Господи, что только подружки мои ни учиняли! Опаздывали на свидания, или даже не приходили вовсе, в глаза издевались, капризничали — парни, как пришитые, как приговоренные возле них держались. Я была милая, честная, обязательная — не ценили. Это уже с возрастом пришло, понимание, что все это игра, что нет настоящей искренности и настоящей дружбы между людьми, даже очень любящими друг друга.
Да мне ровесники не очень и нравились… я испытывала интерес ко взрослым мужчинам, довольно долгое время. У меня даже пару раз были романы с очень взрослыми людьми. Конечно, ведь они себя вели со мной очень предупредительно и мое поведение их устраивало: такая хорошая девочка, никаких хлопот.
Один из них был моим первым мужчиной. Я всегда наплевательски относилась к этой ерунде — девственности. Можно быть физически девственницей, но иметь насквозь развратное и испорченное сознание, эти вещи — девственность и чистота — никак не связаны. Поэтому я очень легко пошла на физический контакт с моим первым, тем более, что любила его, долго любила… И преклонялась перед ним: он был необыкновенным человеком.
А началось все с того, что я своей учительнице принесла почитать книгу, которая мне очень понравилась, а она эту книгу разругала, сказала, что это безобразие, читать такую макулатуру, что нужно меня образовывать, но у нее уже столько учеников — нет свободной минуты, а вот у N, кажется, есть окно, она с ним поговорит.

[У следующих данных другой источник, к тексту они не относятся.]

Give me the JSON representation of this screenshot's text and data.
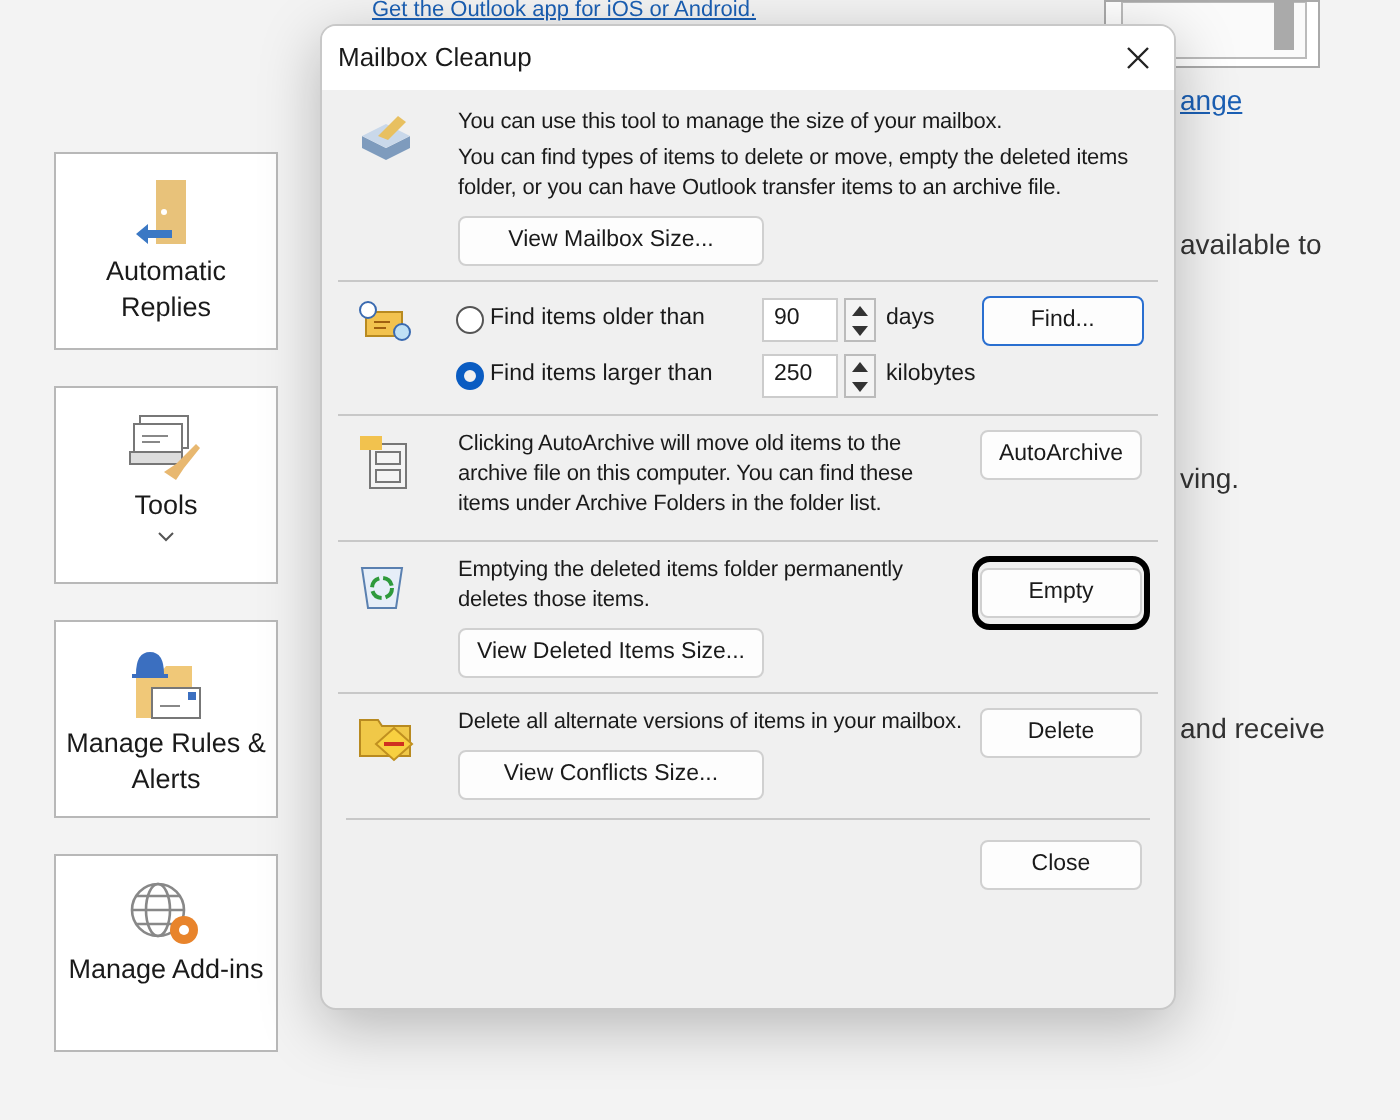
{
  "background": {
    "link": "Get the Outlook app for iOS or Android.",
    "tiles": [
      {
        "kind": "replies",
        "label": "Automatic Replies",
        "dropdown": false
      },
      {
        "kind": "tools",
        "label": "Tools",
        "dropdown": true
      },
      {
        "kind": "rules",
        "label": "Manage Rules & Alerts",
        "dropdown": false
      },
      {
        "kind": "addins",
        "label": "Manage Add-ins",
        "dropdown": false
      }
    ],
    "side_texts": [
      {
        "kind": "link",
        "text": "ange"
      },
      {
        "kind": "text",
        "text": "available to"
      },
      {
        "kind": "text",
        "text": "ving."
      },
      {
        "kind": "text",
        "text": "and receive"
      }
    ]
  },
  "dialog": {
    "title": "Mailbox Cleanup",
    "sections": [
      {
        "kind": "info",
        "lines": [
          "You can use this tool to manage the size of your mailbox.",
          "You can find types of items to delete or move, empty the deleted items folder, or you can have Outlook transfer items to an archive file."
        ],
        "sub_button": "View Mailbox Size..."
      },
      {
        "kind": "find",
        "options": [
          {
            "label": "Find items older than",
            "selected": false,
            "value": "90",
            "unit": "days"
          },
          {
            "label": "Find items larger than",
            "selected": true,
            "value": "250",
            "unit": "kilobytes"
          }
        ],
        "button": {
          "label": "Find...",
          "focused": true,
          "circled": false
        }
      },
      {
        "kind": "action",
        "lines": [
          "Clicking AutoArchive will move old items to the archive file on this computer. You can find these items under Archive Folders in the folder list."
        ],
        "button": {
          "label": "AutoArchive",
          "focused": false,
          "circled": false
        }
      },
      {
        "kind": "action",
        "lines": [
          "Emptying the deleted items folder permanently deletes those items."
        ],
        "button": {
          "label": "Empty",
          "focused": false,
          "circled": true
        },
        "sub_button": "View Deleted Items Size..."
      },
      {
        "kind": "action",
        "lines": [
          "Delete all alternate versions of items in your mailbox."
        ],
        "button": {
          "label": "Delete",
          "focused": false,
          "circled": false
        },
        "sub_button": "View Conflicts Size..."
      }
    ],
    "close_button": "Close"
  }
}
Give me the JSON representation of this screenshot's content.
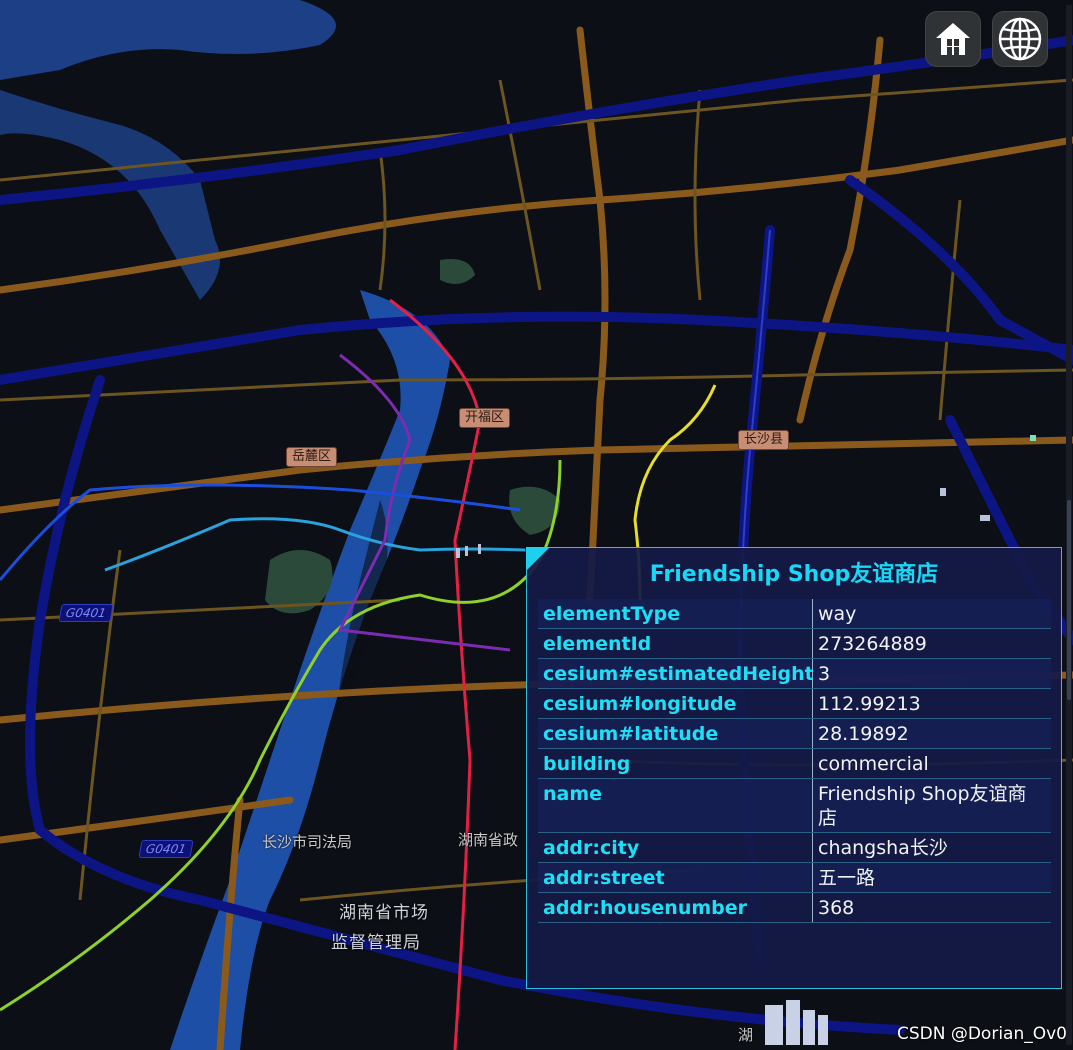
{
  "toolbar": {
    "home_icon": "home-icon",
    "globe_icon": "globe-icon"
  },
  "map": {
    "district_labels": [
      "开福区",
      "岳麓区",
      "长沙县"
    ],
    "road_shields": [
      "G0401",
      "G0401"
    ],
    "place_labels": [
      "长沙市司法局",
      "湖南省政",
      "湖南省市场",
      "监督管理局",
      "湖"
    ]
  },
  "info_box": {
    "title": "Friendship Shop友谊商店",
    "rows": [
      {
        "key": "elementType",
        "value": "way"
      },
      {
        "key": "elementId",
        "value": "273264889"
      },
      {
        "key": "cesium#estimatedHeight",
        "value": "3"
      },
      {
        "key": "cesium#longitude",
        "value": "112.99213"
      },
      {
        "key": "cesium#latitude",
        "value": "28.19892"
      },
      {
        "key": "building",
        "value": "commercial"
      },
      {
        "key": "name",
        "value": "Friendship Shop友谊商店"
      },
      {
        "key": "addr:city",
        "value": "changsha长沙"
      },
      {
        "key": "addr:street",
        "value": "五一路"
      },
      {
        "key": "addr:housenumber",
        "value": "368"
      }
    ]
  },
  "watermark": "CSDN @Dorian_Ov0",
  "colors": {
    "background": "#0c0f15",
    "river": "#1f4fa8",
    "highway": "#0c1480",
    "arterial": "#8a5a1c",
    "info_accent": "#19d8f5"
  }
}
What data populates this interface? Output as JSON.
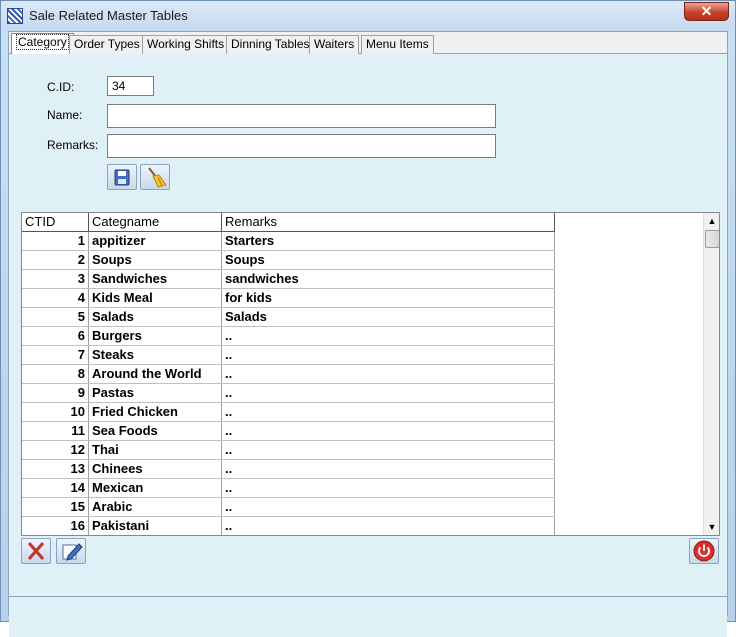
{
  "window": {
    "title": "Sale Related Master Tables",
    "close_label": "✕"
  },
  "tabs": [
    {
      "label": "Category"
    },
    {
      "label": "Order Types"
    },
    {
      "label": "Working Shifts"
    },
    {
      "label": "Dinning Tables"
    },
    {
      "label": "Waiters"
    },
    {
      "label": "Menu Items"
    }
  ],
  "form": {
    "cid_label": "C.ID:",
    "cid_value": "34",
    "name_label": "Name:",
    "name_value": "",
    "remarks_label": "Remarks:",
    "remarks_value": ""
  },
  "icons": {
    "save": "save-icon",
    "clear": "broom-icon",
    "delete": "delete-x-icon",
    "edit": "edit-pencil-icon",
    "exit": "power-icon"
  },
  "grid": {
    "columns": [
      "CTID",
      "Categname",
      "Remarks"
    ],
    "rows": [
      {
        "id": "1",
        "name": "appitizer",
        "remarks": "Starters"
      },
      {
        "id": "2",
        "name": "Soups",
        "remarks": "Soups"
      },
      {
        "id": "3",
        "name": "Sandwiches",
        "remarks": "sandwiches"
      },
      {
        "id": "4",
        "name": "Kids Meal",
        "remarks": "for kids"
      },
      {
        "id": "5",
        "name": "Salads",
        "remarks": "Salads"
      },
      {
        "id": "6",
        "name": "Burgers",
        "remarks": ".."
      },
      {
        "id": "7",
        "name": "Steaks",
        "remarks": ".."
      },
      {
        "id": "8",
        "name": "Around the World",
        "remarks": ".."
      },
      {
        "id": "9",
        "name": "Pastas",
        "remarks": ".."
      },
      {
        "id": "10",
        "name": "Fried Chicken",
        "remarks": ".."
      },
      {
        "id": "11",
        "name": "Sea Foods",
        "remarks": ".."
      },
      {
        "id": "12",
        "name": "Thai",
        "remarks": ".."
      },
      {
        "id": "13",
        "name": "Chinees",
        "remarks": ".."
      },
      {
        "id": "14",
        "name": "Mexican",
        "remarks": ".."
      },
      {
        "id": "15",
        "name": "Arabic",
        "remarks": ".."
      },
      {
        "id": "16",
        "name": "Pakistani",
        "remarks": ".."
      }
    ]
  },
  "colors": {
    "content_bg": "#dff0f7",
    "close_red": "#c7432b",
    "power_red": "#d9302b"
  }
}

Я была потрясена. N был когда-то учителем в нашей школе, и даже один раз принимал у меня устный экзамен по литературе. Пять поставил. Выглядел он невероятно рафинированным, особенно в нашей провинции. Одет не просто модно, а стильно, очки огромные, я же всегда очкариков любила — фетишистка, сама знаю — в общем, столичная штучка, и вдруг будет со мной заниматься, я поверить этому не могла. Он тогда уже из школы ушел, его в министерство забрали.
Был он второй раз женат, у первой жены была от него дочь. Вторая его жена была тоже учителем, но детей у них не было, хотя были они еще достаточно молодыми — ему было тридцать три года, он на тринадцать лет был старше меня
В общем, в субботу утром я отправилась к нему домой. Зажата я была необыкновенно. Он вел себя очень сердечно, и я потихоньку оттаивала. Я сидела на диване, а он — на низенькой скамеечке напротив меня. Я и сама любила низко сидеть, а когда прочла, что и Воланд предпочитал низкие сидения, вывела целую теорию о пристрастии людей необыкновенных к низким скамьям. Смешно, правда?
Мы разговаривали с ним о литературе, музыке, живописи. Он показывал мне альбомы, ставил пластинки. У него была такая библиотека! Кое-какие книги он мне даже подарил. Я стала жить от субботы до субботы.
И все время вспоминала Веру Павловну из «Что делать?». Помните, она ненавидела разговоры, которые шли у нее дома — ни о чем. Вот и у меня дома шли такие же разговоры, я всю жизнь не понимала, почему люди открывают рты, когда им говорить не о чем.
А с ним мы беседовали! Говорили именно о том, о чем только и следует разговаривать, в частности, и о жизни тоже, что было мне необходимо, потому что никто никогда и ничего мне о жизни не объяснял, и приходилось самой барахтаться, придумывать выходы из затруднений и изобретать манеры поведения в том или ином случаях. Я воспитания никакого не получила, почему-то мои родители считали, что я должна как-то сама узнать, что такое хорошо, а что такое — плохо. Откуда мне было это узнать? Среда была простецкая, примеров вокруг себя я не видела, а мне хотелось быть девушкой интеллигентной, не хабалкой и не простячкой. Знаете, есть пословица «Хорошее воспитание — ум дураков».